Put a couple of SSD in that and it /should/ suffice. Though, you might want faster cores, and you might want 256GB of RAM, so you can keep the RRDs in RAM.

It's difficult to gauge performance requirements on that scale because it depends upon how the devices behave and what's monitor(able/ed) on them.

Oh, and split MySQL off onto a separate server with fewer, faster cores. It's not worth doing this with the web gui because of the latency involved in dealing with RRDs over the network, but it's definitely worth doing with MySQL.

------ Original Message ------

From: "Morten Guldager" <morten.guldager@gmail.com>

To: "Observium Network Observation System" <observium@observium.org>

Sent: 11/11/2014 2:11:05 PM

Subject: Re: [Observium] Performance

Yeah I read that page too.

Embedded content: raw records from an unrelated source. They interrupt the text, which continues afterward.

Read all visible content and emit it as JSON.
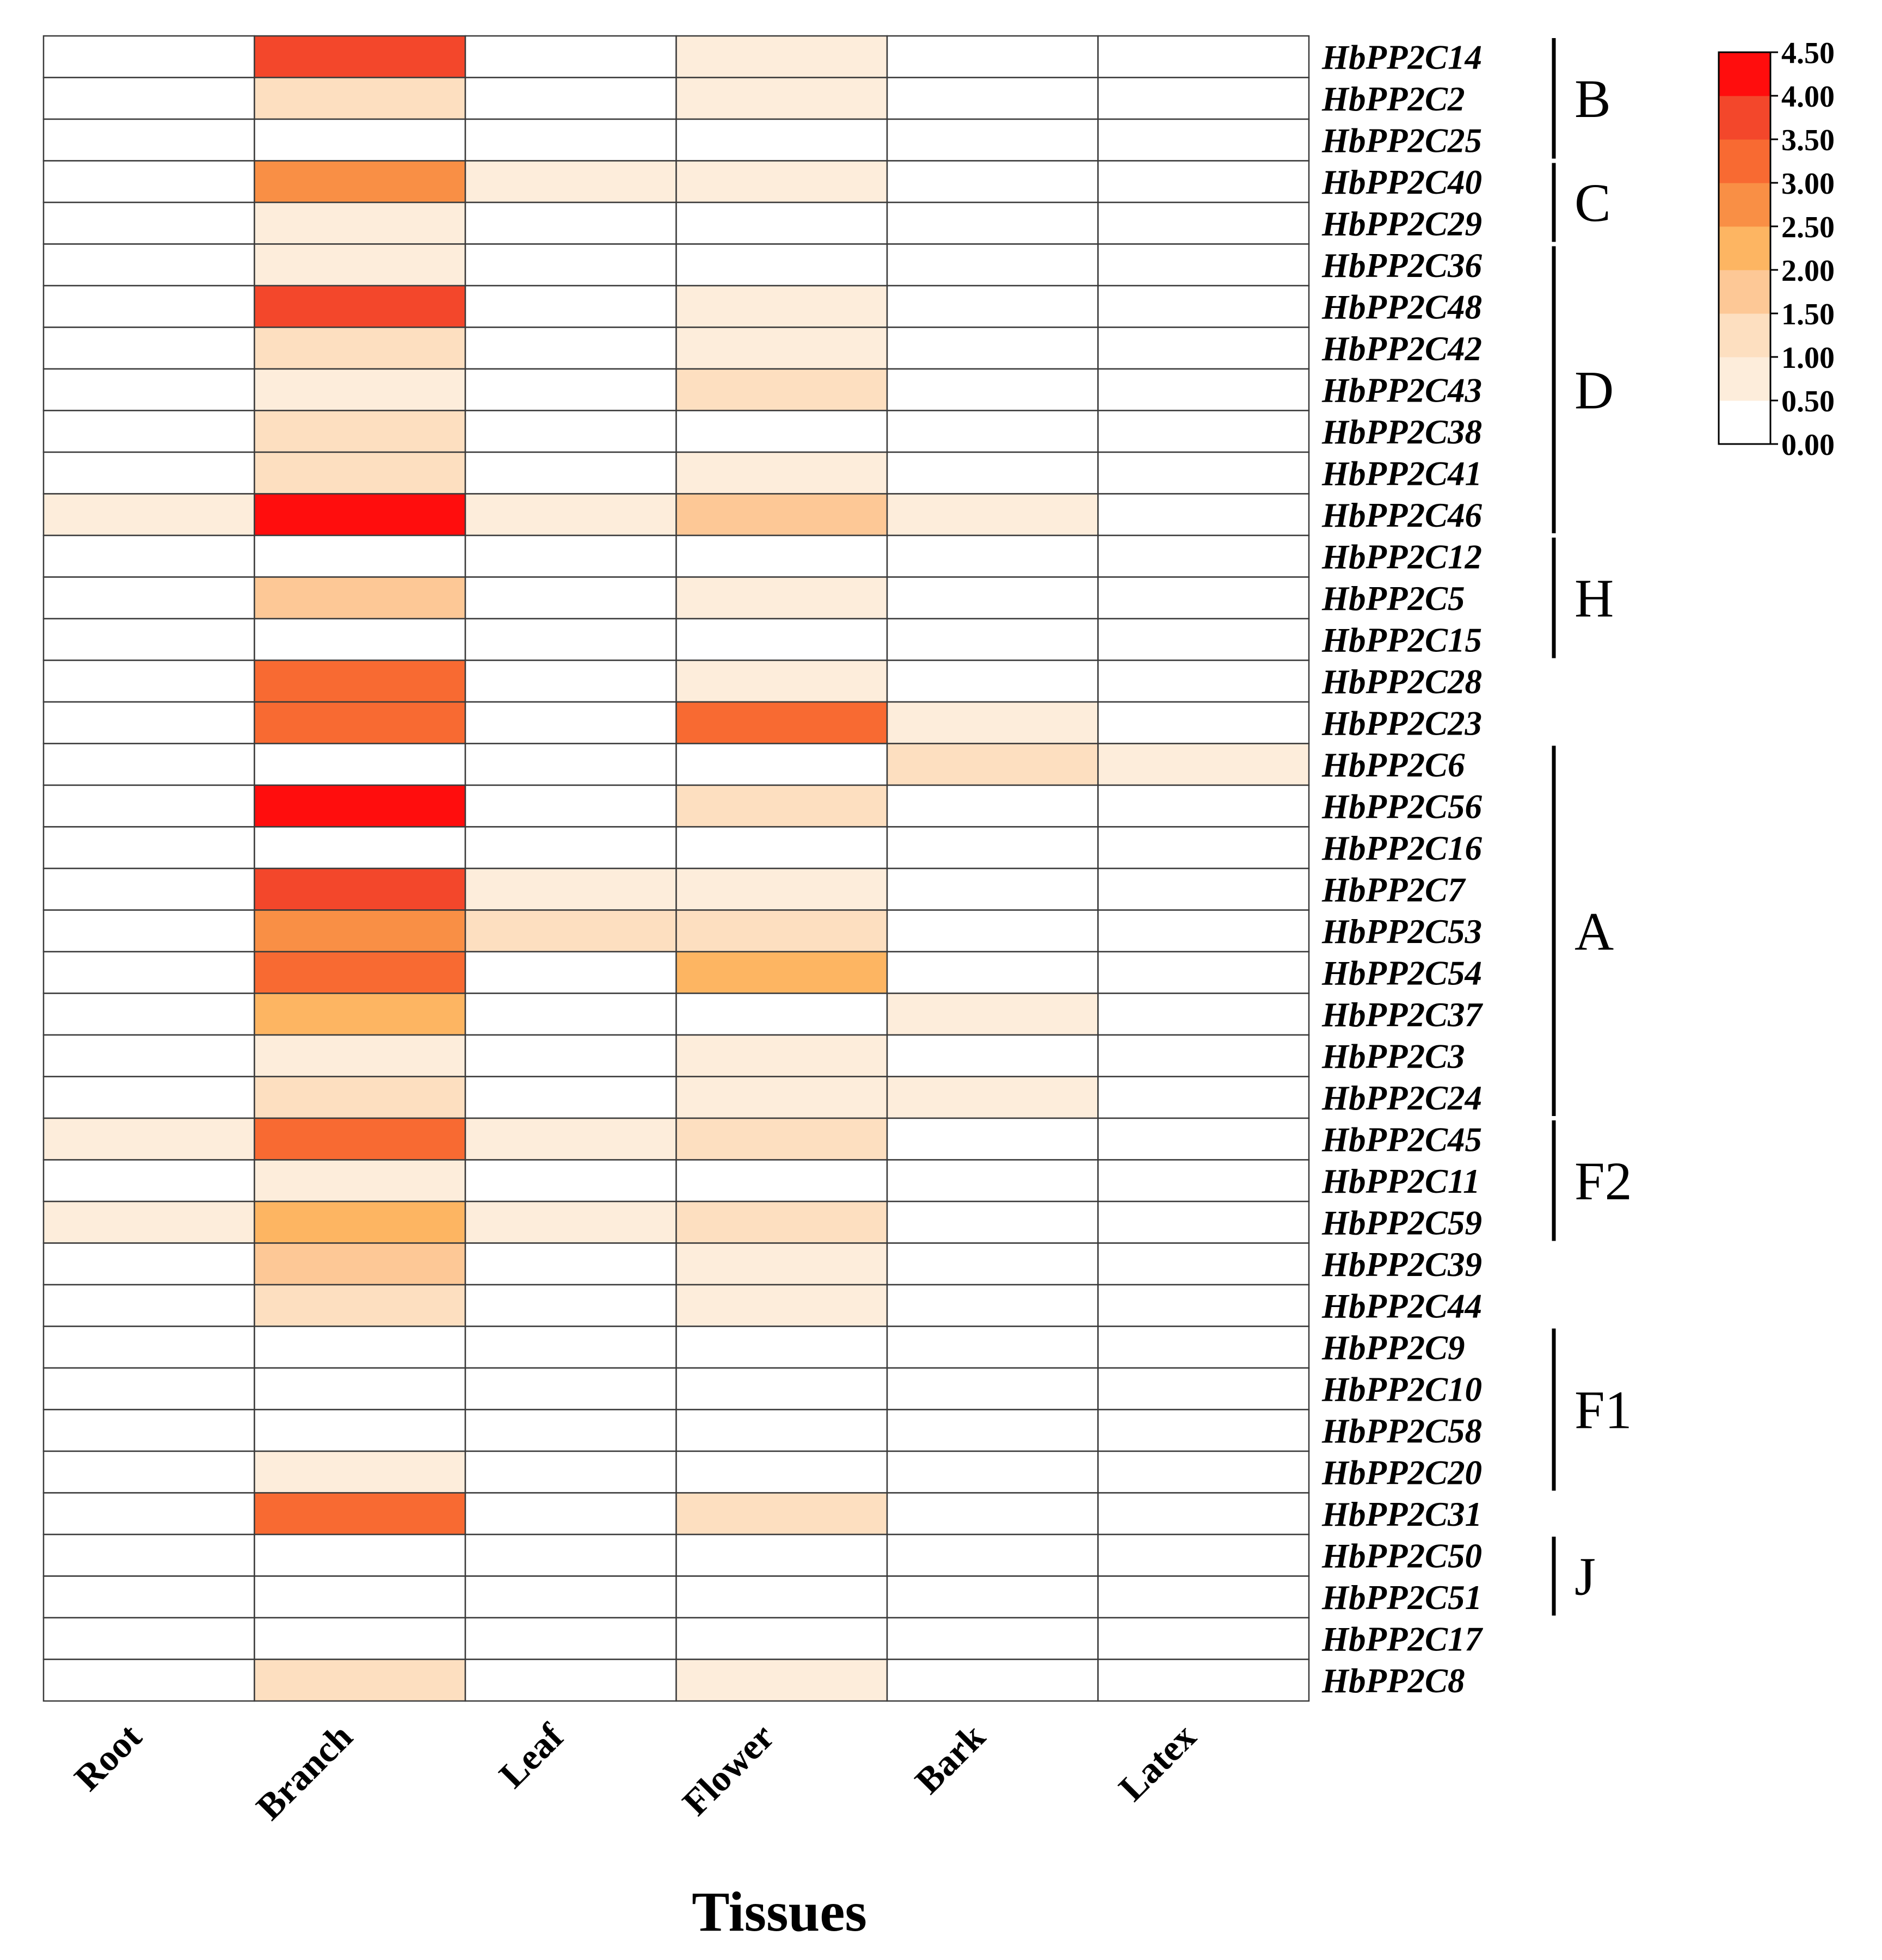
{
  "chart_data": {
    "type": "heatmap",
    "xlabel": "Tissues",
    "columns": [
      "Root",
      "Branch",
      "Leaf",
      "Flower",
      "Bark",
      "Latex"
    ],
    "rows": [
      "HbPP2C14",
      "HbPP2C2",
      "HbPP2C25",
      "HbPP2C40",
      "HbPP2C29",
      "HbPP2C36",
      "HbPP2C48",
      "HbPP2C42",
      "HbPP2C43",
      "HbPP2C38",
      "HbPP2C41",
      "HbPP2C46",
      "HbPP2C12",
      "HbPP2C5",
      "HbPP2C15",
      "HbPP2C28",
      "HbPP2C23",
      "HbPP2C6",
      "HbPP2C56",
      "HbPP2C16",
      "HbPP2C7",
      "HbPP2C53",
      "HbPP2C54",
      "HbPP2C37",
      "HbPP2C3",
      "HbPP2C24",
      "HbPP2C45",
      "HbPP2C11",
      "HbPP2C59",
      "HbPP2C39",
      "HbPP2C44",
      "HbPP2C9",
      "HbPP2C10",
      "HbPP2C58",
      "HbPP2C20",
      "HbPP2C31",
      "HbPP2C50",
      "HbPP2C51",
      "HbPP2C17",
      "HbPP2C8"
    ],
    "values": [
      [
        0,
        3.8,
        0,
        0.6,
        0,
        0
      ],
      [
        0,
        1.2,
        0,
        0.6,
        0,
        0
      ],
      [
        0,
        0,
        0,
        0,
        0,
        0
      ],
      [
        0,
        2.8,
        0.6,
        0.6,
        0,
        0
      ],
      [
        0,
        0.6,
        0,
        0,
        0,
        0
      ],
      [
        0,
        0.6,
        0,
        0,
        0,
        0
      ],
      [
        0,
        3.8,
        0,
        0.6,
        0,
        0
      ],
      [
        0,
        1.2,
        0,
        0.6,
        0,
        0
      ],
      [
        0,
        0.6,
        0,
        1.2,
        0,
        0
      ],
      [
        0,
        1.2,
        0,
        0,
        0,
        0
      ],
      [
        0,
        1.2,
        0,
        0.6,
        0,
        0
      ],
      [
        0.6,
        4.4,
        0.6,
        1.6,
        0.6,
        0
      ],
      [
        0,
        0,
        0,
        0,
        0,
        0
      ],
      [
        0,
        1.6,
        0,
        0.6,
        0,
        0
      ],
      [
        0,
        0,
        0,
        0,
        0,
        0
      ],
      [
        0,
        3.3,
        0,
        0.6,
        0,
        0
      ],
      [
        0,
        3.3,
        0,
        3.3,
        0.6,
        0
      ],
      [
        0,
        0,
        0,
        0,
        1.2,
        0.6
      ],
      [
        0,
        4.4,
        0,
        1.2,
        0,
        0
      ],
      [
        0,
        0,
        0,
        0,
        0,
        0
      ],
      [
        0,
        3.8,
        0.6,
        0.6,
        0,
        0
      ],
      [
        0,
        2.8,
        1.2,
        1.2,
        0,
        0
      ],
      [
        0,
        3.3,
        0,
        2.2,
        0,
        0
      ],
      [
        0,
        2.2,
        0,
        0,
        0.6,
        0
      ],
      [
        0,
        0.6,
        0,
        0.6,
        0,
        0
      ],
      [
        0,
        1.2,
        0,
        0.6,
        0.6,
        0
      ],
      [
        0.6,
        3.3,
        0.6,
        1.2,
        0,
        0
      ],
      [
        0,
        0.6,
        0,
        0,
        0,
        0
      ],
      [
        0.6,
        2.2,
        0.6,
        1.2,
        0,
        0
      ],
      [
        0,
        1.6,
        0,
        0.6,
        0,
        0
      ],
      [
        0,
        1.2,
        0,
        0.6,
        0,
        0
      ],
      [
        0,
        0,
        0,
        0,
        0,
        0
      ],
      [
        0,
        0,
        0,
        0,
        0,
        0
      ],
      [
        0,
        0,
        0,
        0,
        0,
        0
      ],
      [
        0,
        0.6,
        0,
        0,
        0,
        0
      ],
      [
        0,
        3.3,
        0,
        1.2,
        0,
        0
      ],
      [
        0,
        0,
        0,
        0,
        0,
        0
      ],
      [
        0,
        0,
        0,
        0,
        0,
        0
      ],
      [
        0,
        0,
        0,
        0,
        0,
        0
      ],
      [
        0,
        1.2,
        0,
        0.6,
        0,
        0
      ]
    ],
    "groups": [
      {
        "label": "B",
        "start": 0,
        "end": 2
      },
      {
        "label": "C",
        "start": 3,
        "end": 4
      },
      {
        "label": "D",
        "start": 5,
        "end": 11
      },
      {
        "label": "H",
        "start": 12,
        "end": 14
      },
      {
        "label": "A",
        "start": 17,
        "end": 25
      },
      {
        "label": "F2",
        "start": 26,
        "end": 28
      },
      {
        "label": "F1",
        "start": 31,
        "end": 34
      },
      {
        "label": "J",
        "start": 36,
        "end": 37
      }
    ],
    "colorbar": {
      "min": 0,
      "max": 4.5,
      "ticks": [
        "0.00",
        "0.50",
        "1.00",
        "1.50",
        "2.00",
        "2.50",
        "3.00",
        "3.50",
        "4.00",
        "4.50"
      ],
      "colors": [
        "#ffffff",
        "#fdeddb",
        "#fddfc0",
        "#fdc896",
        "#fdb562",
        "#f98f45",
        "#f86a32",
        "#f3472b",
        "#ff0d0d"
      ]
    }
  }
}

But I'm uncertain how linear observium scales. 10 cores will be doable, but how much RAM will it take then. Guess I will have to use rrdcached to keep the disk IOs on a manageable level. The server guys will probably complain if I suck every available IO ops out of their SAN.

/Morten

On Tue, Nov 11, 2014 at 4:22 PM, Spencer Gaw <spencerg@frii.net> wrote:

I'm not sure how current this information is but it may answer some of your questions: http://www.observium.org/wiki/Hardware_Scaling

Regards,

SG

On 11/11/2014 5:55 AM, Morten Guldager wrote:

'Aloha!

I'm in the process of evaluating observium for my organisation's needs. We have some instances running already, but my task is to do the evaluation in a more structured way. I have some questions which I will keep in different posts to keep the threads clean.

Performance:

We are looking at a network currently consisting of 4000 devices with close to 100'000 ports. These devices are well known to observium and a subset of them got auto discovered just fine. But how about performance. Will it require vast amounts of computing power? Also, our network grows quite rapidly, might be 50% bigger 12 months ahead.

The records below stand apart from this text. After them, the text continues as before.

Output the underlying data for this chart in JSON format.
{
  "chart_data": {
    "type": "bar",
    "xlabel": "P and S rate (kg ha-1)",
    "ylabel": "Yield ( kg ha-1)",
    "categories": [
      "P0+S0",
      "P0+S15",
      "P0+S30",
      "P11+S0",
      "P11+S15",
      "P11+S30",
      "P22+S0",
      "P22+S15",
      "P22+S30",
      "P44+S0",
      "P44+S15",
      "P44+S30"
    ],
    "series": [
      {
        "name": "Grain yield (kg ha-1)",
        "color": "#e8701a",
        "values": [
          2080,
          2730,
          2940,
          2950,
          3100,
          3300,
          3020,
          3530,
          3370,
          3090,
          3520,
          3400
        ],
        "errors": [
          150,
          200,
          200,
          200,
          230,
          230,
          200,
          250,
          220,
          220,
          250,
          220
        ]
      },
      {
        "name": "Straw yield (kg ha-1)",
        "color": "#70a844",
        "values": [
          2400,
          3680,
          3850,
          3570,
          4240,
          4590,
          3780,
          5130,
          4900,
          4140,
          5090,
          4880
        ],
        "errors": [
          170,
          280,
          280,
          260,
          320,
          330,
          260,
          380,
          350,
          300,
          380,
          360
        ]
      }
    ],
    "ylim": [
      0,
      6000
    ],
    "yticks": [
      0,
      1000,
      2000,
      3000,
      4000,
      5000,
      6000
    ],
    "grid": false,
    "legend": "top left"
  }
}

I found an old thread from July 2013 where Joe Hoh describing a complex multi server setup to scale observium to something approx 2-3 times my current needs. Will I have to go through similar "struggles" to get it working? Or has observium changed much to make it scale different than it did 1.5 year ago?

Pointers to information regarding scaling observium are most welcome.